Like surviving the brain-hungry horde (or just really pissed off sick people, depending on your movie), Left 4 Dead is best tackled as a team. The single player is good and has excellent AI. That is all I shall say about masturbation mode. In a group is where the fun begins. I took this to a friend’s house and we played some split screen, which means we still had two AI controlled team mates (although we could have opted to bring some people in over XBLive). Fueled by Irish Car Bombs and Scotch--we’re multicultural--we picked our projectiles (I’m an automatic shotgun and molotov cocktail guy myself) and took on The Director.

“The Director” is really just a clever naming of the game’s dynamic placement system. Based on your performance, the number and difficulty of zombies will ebb and flow. Don’t think that playing badly means you get an easy game, its more concerned with pacing than it is with you surviving. But by simply naming the system, we now have an evil force. Sure there are masses of undead, scattered boss zombies and obstacles, but the real nemesis is The Director. Like mice in a maze, he leads us down dark allies only to be vomited on by slyly placed boomers or strangled to death by smokers hidden on foggy rooftops. Everything might be going just fine but suddenly the music spikes and mosh pits of angry undead come screaming at you from all the city’s orifices. Why? The Director decided you weren’t moving fast enough.

Much like the discussions at the water cooler in my future compound, war stories abound from a single play session. Remember that time when I was at 1 health point, limping along at half pace, yet we all still managed to slam the safe house door on a Director controlled horde of angry undead? What about the time you shot at a lone zombie but hit the car behind him, thus setting of its alarm and summoning his five hundred buddies? Remember me telling you witches really “aren’t that bad” when we encountered one? All these events happened in a single night of play. What kind of mayhem could we be up to given a week’s time?
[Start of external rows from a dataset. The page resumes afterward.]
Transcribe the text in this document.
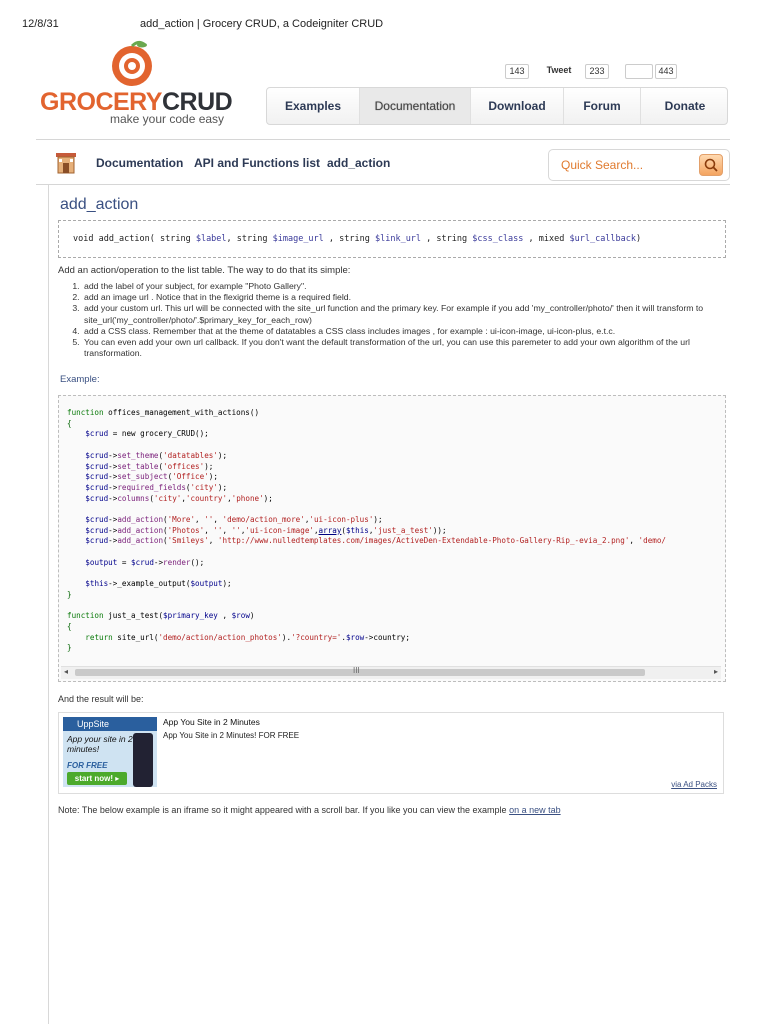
12/8/31	add_action | Grocery CRUD, a Codeigniter CRUD
GROCERYCRUD
make your code easy
143	Tweet	233	443
Examples	Documentation	Download	Forum	Donate
Documentation API and Functions list add_action	Quick Search...
add_action
void add_action( string $label, string $image_url , string $link_url , string $css_class , mixed $url_callback)
Add an action/operation to the list table. The way to do that its simple:
1. add the label of your subject, for example "Photo Gallery".
2. add an image url . Notice that in the flexigrid theme is a required field.
3. add your custom url. This url will be connected with the site_url function and the primary key. For example if you add 'my_controller/photo/' then it will transform to site_url('my_controller/photo/'.$primary_key_for_each_row)
4. add a CSS class. Remember that at the theme of datatables a CSS class includes images , for example : ui-icon-image, ui-icon-plus, e.t.c.
5. You can even add your own url callback. If you don't want the default transformation of the url, you can use this paremeter to add your own algorithm of the url transformation.
Example:
function offices_management_with_actions()
{
$crud = new grocery_CRUD();

$crud->set_theme('datatables');
$crud->set_table('offices');
$crud->set_subject('Office');
$crud->required_fields('city');
$crud->columns('city','country','phone');

$crud->add_action('More', '', 'demo/action_more','ui-icon-plus');
$crud->add_action('Photos', '', '','ui-icon-image',array($this,'just_a_test'));
$crud->add_action('Smileys', 'http://www.nulledtemplates.com/images/ActiveDen-Extendable-Photo-Gallery-Rip_-evia_2.png', 'demo/

$output = $crud->render();

$this->_example_output($output);
}

function just_a_test($primary_key , $row)
{
return site_url('demo/action/action_photos').'?country='.$row->country;
}
◂	III	▸
And the result will be:
UppSite
App your site in 2 minutes!
FOR FREE
start now! ▸
App You Site in 2 Minutes
App You Site in 2 Minutes! FOR FREE
via Ad Packs
Note: The below example is an iframe so it might appeared with a scroll bar. If you like you can view the example on a new tab
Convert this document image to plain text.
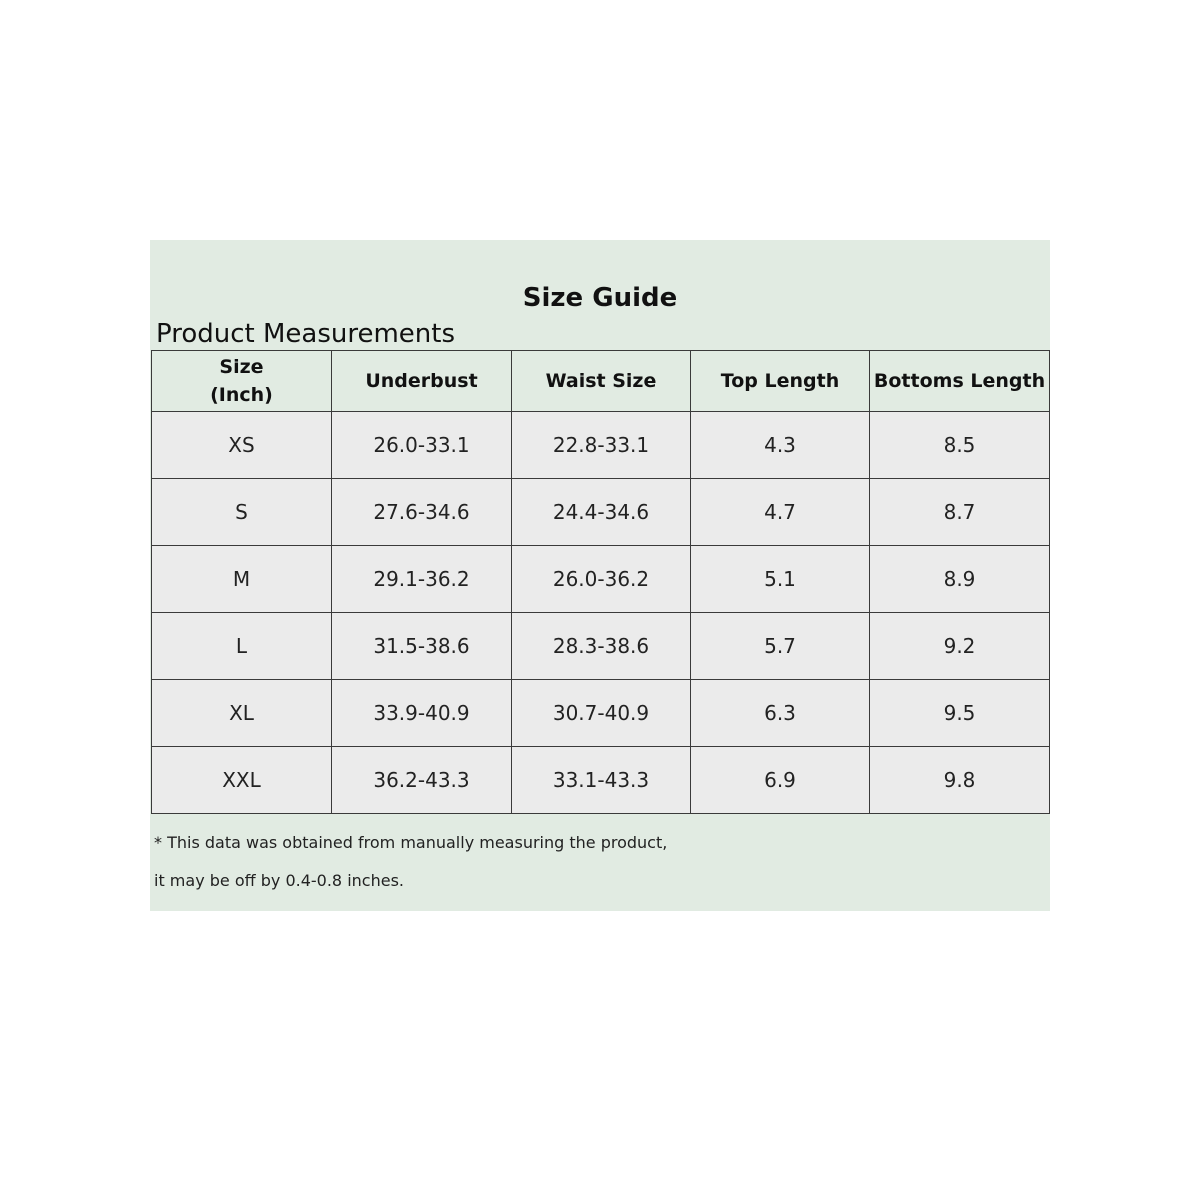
Size Guide
Product Measurements
Size
(Inch)	Underbust	Waist Size	Top Length	Bottoms Length
XS	26.0-33.1	22.8-33.1	4.3	8.5
S	27.6-34.6	24.4-34.6	4.7	8.7
M	29.1-36.2	26.0-36.2	5.1	8.9
L	31.5-38.6	28.3-38.6	5.7	9.2
XL	33.9-40.9	30.7-40.9	6.3	9.5
XXL	36.2-43.3	33.1-43.3	6.9	9.8
* This data was obtained from manually measuring the product,
it may be off by 0.4-0.8 inches.
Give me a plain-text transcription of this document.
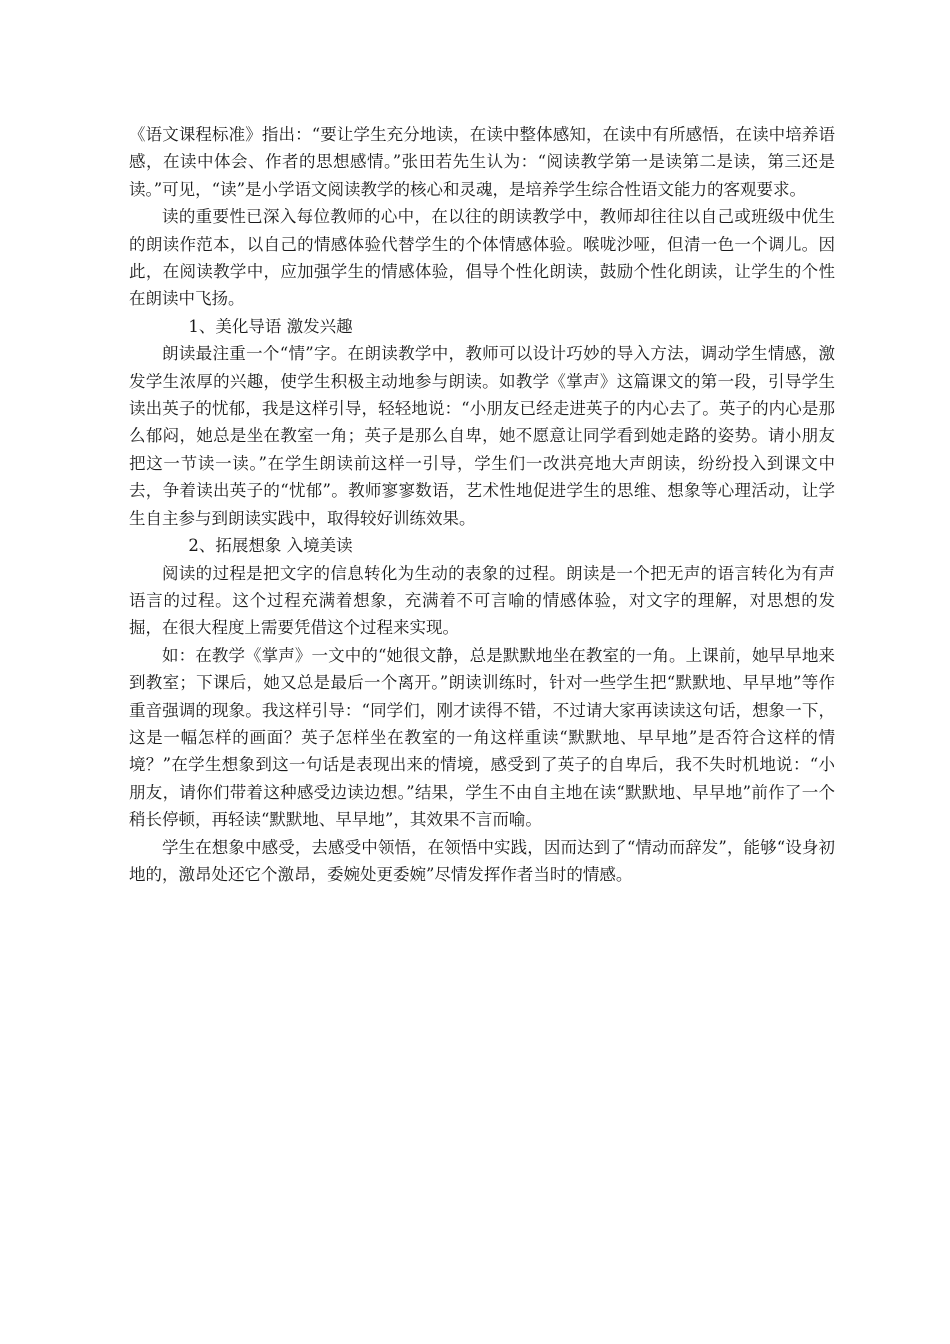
《语文课程标准》指出：“要让学生充分地读，在读中整体感知，在读中有所感悟，在读中培养语感，在读中体会、作者的思想感情。”张田若先生认为：“阅读教学第一是读第二是读，第三还是读。”可见，“读”是小学语文阅读教学的核心和灵魂，是培养学生综合性语文能力的客观要求。

读的重要性已深入每位教师的心中，在以往的朗读教学中，教师却往往以自己或班级中优生的朗读作范本，以自己的情感体验代替学生的个体情感体验。喉咙沙哑，但清一色一个调儿。因此，在阅读教学中，应加强学生的情感体验，倡导个性化朗读，鼓励个性化朗读，让学生的个性在朗读中飞扬。

1、美化导语 激发兴趣

朗读最注重一个“情”字。在朗读教学中，教师可以设计巧妙的导入方法，调动学生情感，激发学生浓厚的兴趣，使学生积极主动地参与朗读。如教学《掌声》这篇课文的第一段，引导学生读出英子的忧郁，我是这样引导，轻轻地说：“小朋友已经走进英子的内心去了。英子的内心是那么郁闷，她总是坐在教室一角；英子是那么自卑，她不愿意让同学看到她走路的姿势。请小朋友把这一节读一读。”在学生朗读前这样一引导，学生们一改洪亮地大声朗读，纷纷投入到课文中去，争着读出英子的“忧郁”。教师寥寥数语，艺术性地促进学生的思维、想象等心理活动，让学生自主参与到朗读实践中，取得较好训练效果。

2、拓展想象 入境美读

阅读的过程是把文字的信息转化为生动的表象的过程。朗读是一个把无声的语言转化为有声语言的过程。这个过程充满着想象，充满着不可言喻的情感体验，对文字的理解，对思想的发掘，在很大程度上需要凭借这个过程来实现。

如：在教学《掌声》一文中的“她很文静，总是默默地坐在教室的一角。上课前，她早早地来到教室；下课后，她又总是最后一个离开。”朗读训练时，针对一些学生把“默默地、早早地”等作重音强调的现象。我这样引导：“同学们，刚才读得不错，不过请大家再读读这句话，想象一下，这是一幅怎样的画面？英子怎样坐在教室的一角这样重读“默默地、早早地”是否符合这样的情境？”在学生想象到这一句话是表现出来的情境，感受到了英子的自卑后，我不失时机地说：“小朋友，请你们带着这种感受边读边想。”结果，学生不由自主地在读“默默地、早早地”前作了一个稍长停顿，再轻读“默默地、早早地”，其效果不言而喻。

学生在想象中感受，去感受中领悟，在领悟中实践，因而达到了“情动而辞发”，能够“设身初地的，激昂处还它个激昂，委婉处更委婉”尽情发挥作者当时的情感。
Whether or not you intend to survive the coming cataclysm or become my prey, Left 4 Dead exemplifies Valves obsessive drive to create superior products. Made by guys who obviously watched a lot of movies, the music, lighting, grain, and hundreds of undead model types would make George Romero proud. And considering the massive success of their previous games (ahem, Counter Strike and Team Fortress) is it really any surprise?